Lecture - Digital Humanities: Intersections and Questions


Interdisciplinary research,
education and capacity building


15 Jun 2017

On June 22, Daniel Carter (UT Austin) will present a lecture, at MIL, exploring the Intersections and Questions in Digital Humanities.

 

Speaker: Daniel Carter, UT Austin
Date: June 22, 10h30 a.m.
Venue: Anfiteatro 1, U. Porto Media Innovation Labs
Praça Coronel Pacheco, 15
4050-453, Porto
Entrance: Participation is free but registration is needed. If you plan on attending the lecture, please visit https://mil.up.pt/palestras/daniel-carter/

MIL (U. Porto Media Innovation Labs) is the Center of Competences of the University of Porto for the media area, whose mission is to further develop the capacity of the university in the field of media, teaching, research and innovation, promoting interdisciplinary collaboration between existing university structures and articulation with external partners.

 

ABOUT THE LECTURE:

The term "digital humanities" can mean a lot of things: a way of doing scholarly work, a funding ploy, an infiltration of the humanities by the corporate university.

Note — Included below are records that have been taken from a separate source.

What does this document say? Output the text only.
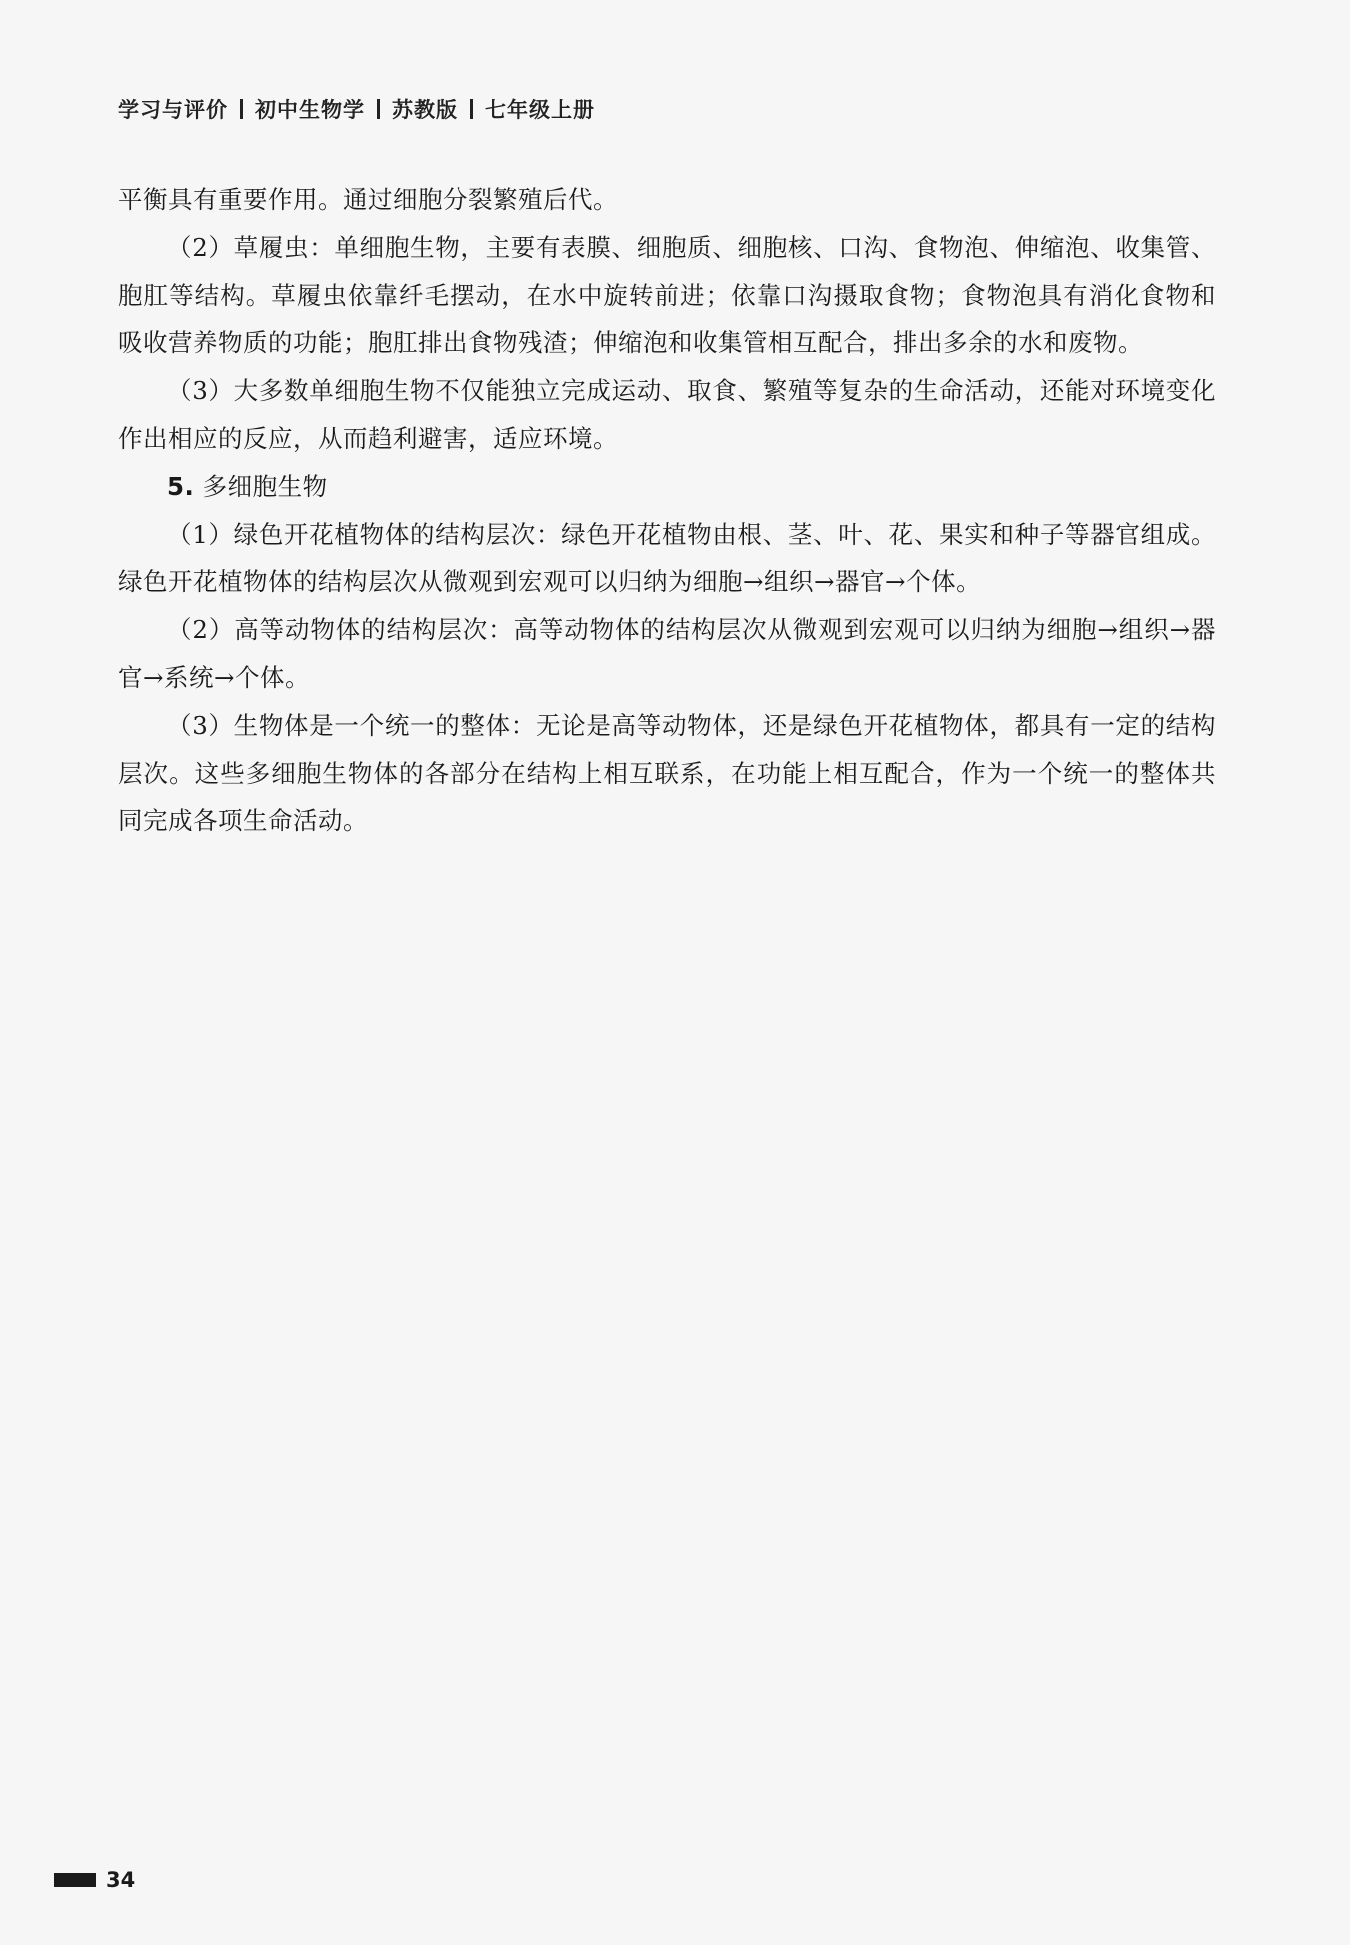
学习与评价 初中生物学 苏教版 七年级上册

平衡具有重要作用。通过细胞分裂繁殖后代。

（2）草履虫：单细胞生物，主要有表膜、细胞质、细胞核、口沟、食物泡、伸缩泡、收集管、胞肛等结构。草履虫依靠纤毛摆动，在水中旋转前进；依靠口沟摄取食物；食物泡具有消化食物和吸收营养物质的功能；胞肛排出食物残渣；伸缩泡和收集管相互配合，排出多余的水和废物。

（3）大多数单细胞生物不仅能独立完成运动、取食、繁殖等复杂的生命活动，还能对环境变化作出相应的反应，从而趋利避害，适应环境。

5. 多细胞生物

（1）绿色开花植物体的结构层次：绿色开花植物由根、茎、叶、花、果实和种子等器官组成。绿色开花植物体的结构层次从微观到宏观可以归纳为细胞→组织→器官→个体。

（2）高等动物体的结构层次：高等动物体的结构层次从微观到宏观可以归纳为细胞→组织→器官→系统→个体。

（3）生物体是一个统一的整体：无论是高等动物体，还是绿色开花植物体，都具有一定的结构层次。这些多细胞生物体的各部分在结构上相互联系，在功能上相互配合，作为一个统一的整体共同完成各项生命活动。

34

Just looking at the kinds of projects that get labeled digital humanities, we see a confusing diversity: people preserving digital materials, people preserving non-digital materials, people using digital tools for new creative works, people using digital tools for new analytic work and people talking about digital topics but not using digital tools. In this talk, Daniel Carter will first give a broad overview of digital humanities work. He then will point to several ways that digital humanities work intersects with other fields such as science and technology studies (STS) and information studies. Finally, Daniel Carter will draw attention to lingering questions such as the role of methodology in digital humanities work and how students should be trained.

 

ABOUT THE SPEAKER:

Daniel Carter is a PhD candidate in the School of Information at the University of Texas at Austin and will start as a professor of digital media at Texas State University in 2017. His research centers on how new analytic processes such as machine learning impact the knowledge production and work practices of various groups, including digital humanities scholars. He’s also interested in questions around infrastructure, labor and design. In addition to ethnographic methods, he often works with computational methods from natural language processing and social network analysis.